PAX extended headers (type 'x' for local, 'g' for global) are read before the data member they describe. Their content is a sequence of length key=value\n lines encoded in UTF-8. frombuf does not parse them directly; instead TarFile.next reads the PAX block, parses it with _proc_pax, and merges the key-value pairs into the TarInfo before returning it.

extractall filter parameter (lines 1500 to 2200)

cpython 3.14 @ ab2d84fe1023/Lib/tarfile.py#L1500-2200

def extractall(self, path=".", members=None, *,
numeric_owner=False, filter=None):
directories = []
for tarinfo in members or self:
if filter is None:
tarinfo._legacy_extract_check()
else:
tarinfo = self._apply_filter_func(tarinfo, path, filter)
if tarinfo is None:
continue
if tarinfo.isdir():
directories.append(tarinfo)
tarinfo = copy.copy(tarinfo)
tarinfo.mode = 0o700
self.extract(tarinfo, path, set_attrs=not tarinfo.isdir(),
numeric_owner=numeric_owner)

# Reverse sort directories and set attributes
directories.sort(key=lambda a: a.name)
directories.reverse()
for tarinfo in directories:
dirpath = os.path.join(path, tarinfo.name)
try:
self.chown(tarinfo, dirpath, numeric_owner=numeric_owner)
self.utime(tarinfo, dirpath)
self.chmod(tarinfo, dirpath)
except ExtractError as e:
self._handle_nonfatal_error(e)
def _apply_filter_func(self, tarinfo, path, filter):
if callable(filter):
return filter(tarinfo, path)
if filter == 'fully_trusted':
return tarinfo
if filter == 'tar':
return _safe_tarinfo(tarinfo, path, allow_symlinks=True)
if filter == 'data':
return _safe_tarinfo(tarinfo, path, allow_symlinks=False)
raise ValueError(f"bad filter {filter!r}")

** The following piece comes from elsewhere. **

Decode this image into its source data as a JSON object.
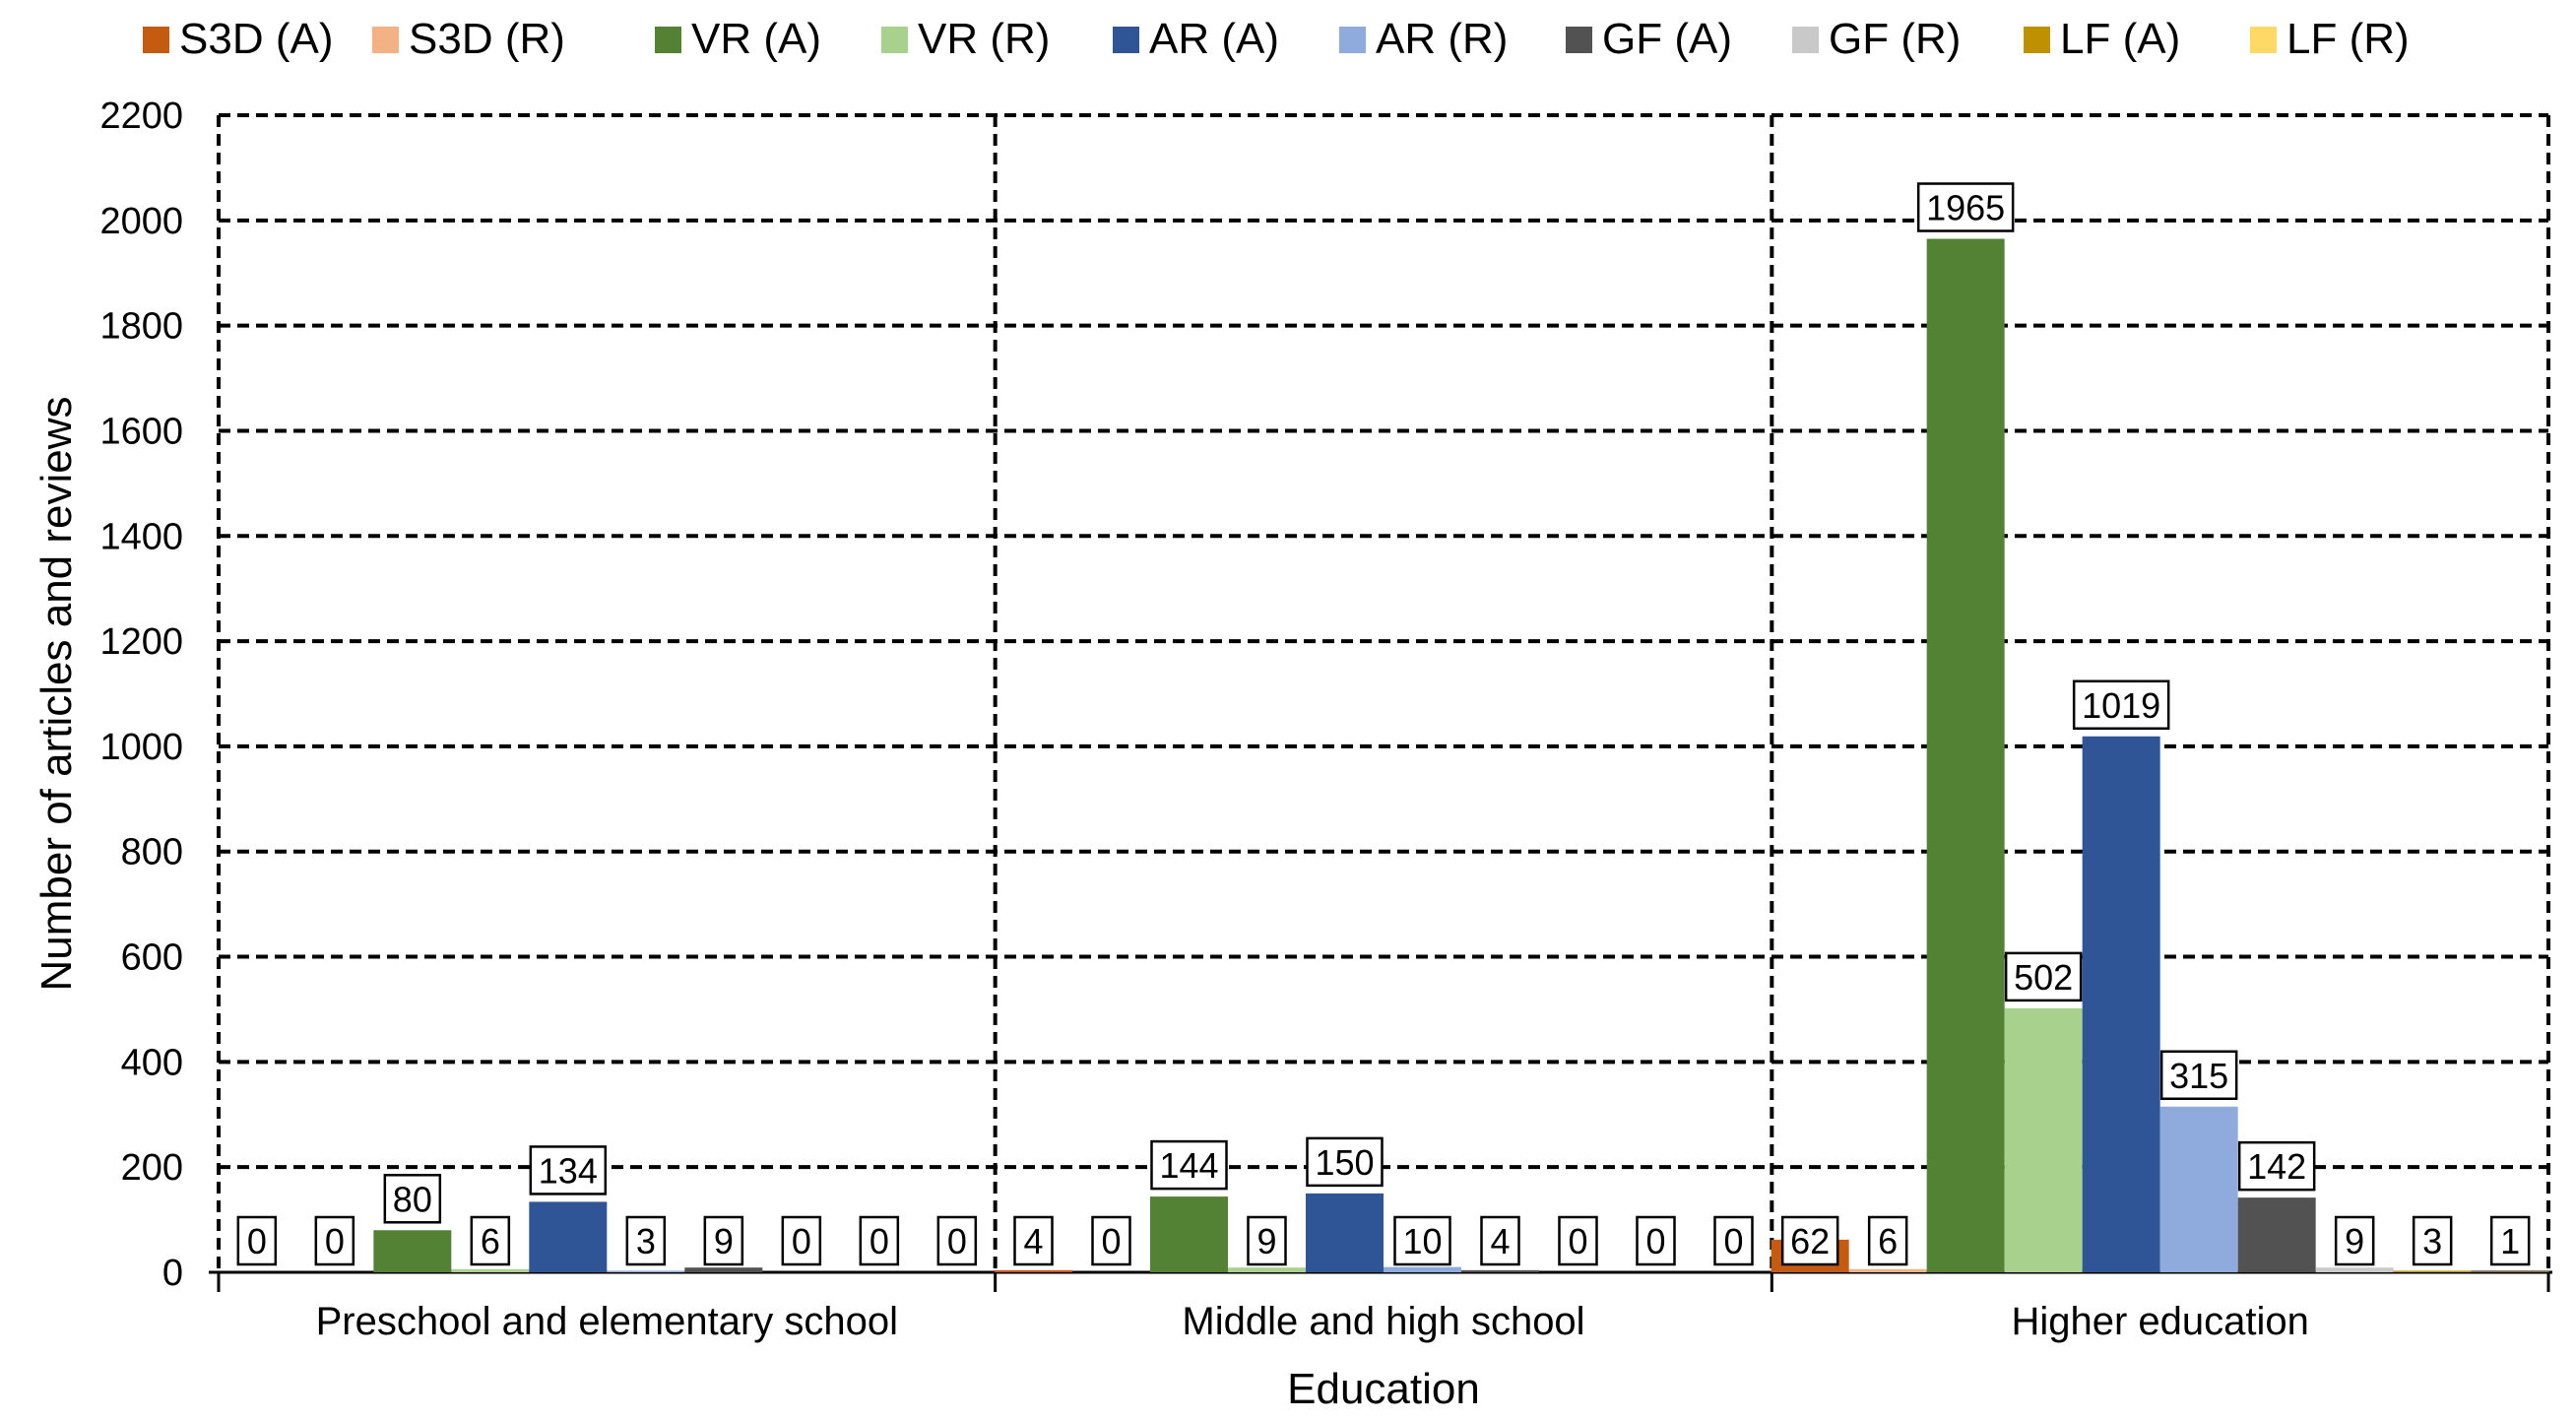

The filter parameter was added in Python 3.12 to address a class of path-traversal vulnerabilities in tar archives. Without a filter, extractall emits a DeprecationWarning and uses legacy behavior (no checks). With filter='data' (the strictest preset), _safe_tarinfo blocks: absolute paths, paths containing .., symlinks, hard links pointing outside the destination, and special file types (char/block devices, fifos). It also clamps uid/gid to the extracting user and strips the setuid/setgid bits.

Directories are extracted with mode 0o700 first so that subsequent member writes can always succeed regardless of the archived mode. Directory attributes (ownership, timestamps, permissions) are applied in reverse alphabetical order after all other members so that a directory's modification time is not reset by later writes into it.

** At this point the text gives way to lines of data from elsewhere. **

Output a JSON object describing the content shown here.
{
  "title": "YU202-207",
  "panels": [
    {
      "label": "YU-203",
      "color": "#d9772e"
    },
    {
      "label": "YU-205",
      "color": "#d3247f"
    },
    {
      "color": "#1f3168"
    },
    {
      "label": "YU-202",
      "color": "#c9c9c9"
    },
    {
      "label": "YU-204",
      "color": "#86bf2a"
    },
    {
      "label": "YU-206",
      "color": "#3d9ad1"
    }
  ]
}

PAX extended headers (lines 400 to 900)

cpython 3.14 @ ab2d84fe1023/Lib/tarfile.py#L400-900

def _proc_pax(self, tarfile):
buf = tarfile.fileobj.read(self._block(self.size))
pax_headers = {}
pos = 0
while pos < len(buf):
# Each record: "<length> <key>=<value>\n"
# length includes itself
try:
length = int(buf[pos:buf.index(b' ', pos)])
except ValueError:
raise InvalidHeaderError("invalid extended header")
record = buf[pos + len(str(length)) + 1 : pos + length - 1]
key, _, value = record.partition(b'=')
pax_headers[key.decode('utf-8')] = value.decode('utf-8')
pos += length
return pax_headers

PAX extended headers allow arbitrary Unicode metadata by encoding fields as length key=value\n records where length is the total byte count of the entire record including the length prefix and newline. Standard PAX keys include path, linkpath, size, mtime, uname, gname, uid, gid, atime, ctime, and hdrcharset. The hdrcharset key specifies the encoding used for subsequent PAX keys; if absent, UTF-8 is assumed. TarFile.next merges parsed PAX headers onto the following member's TarInfo, overriding the corresponding POSIX header fields.

gopy mirror

tarfile depends on struct.pack/unpack for fixed-width binary data, io.BufferedReader, gzip.GzipFile, bz2.BZ2File, lzma.LZMAFile, and os.stat/os.makedirs/os.symlink. The gopy port will represent TarInfo as a Go struct, parse the 512-byte block with encoding/binary, and use Go's compress/gzip, compress/bzip2, and compress/flate packages for the compression layer. The filter security API will be exposed as a Go function type matching the Python Callable[[TarInfo, str], TarInfo | None] signature.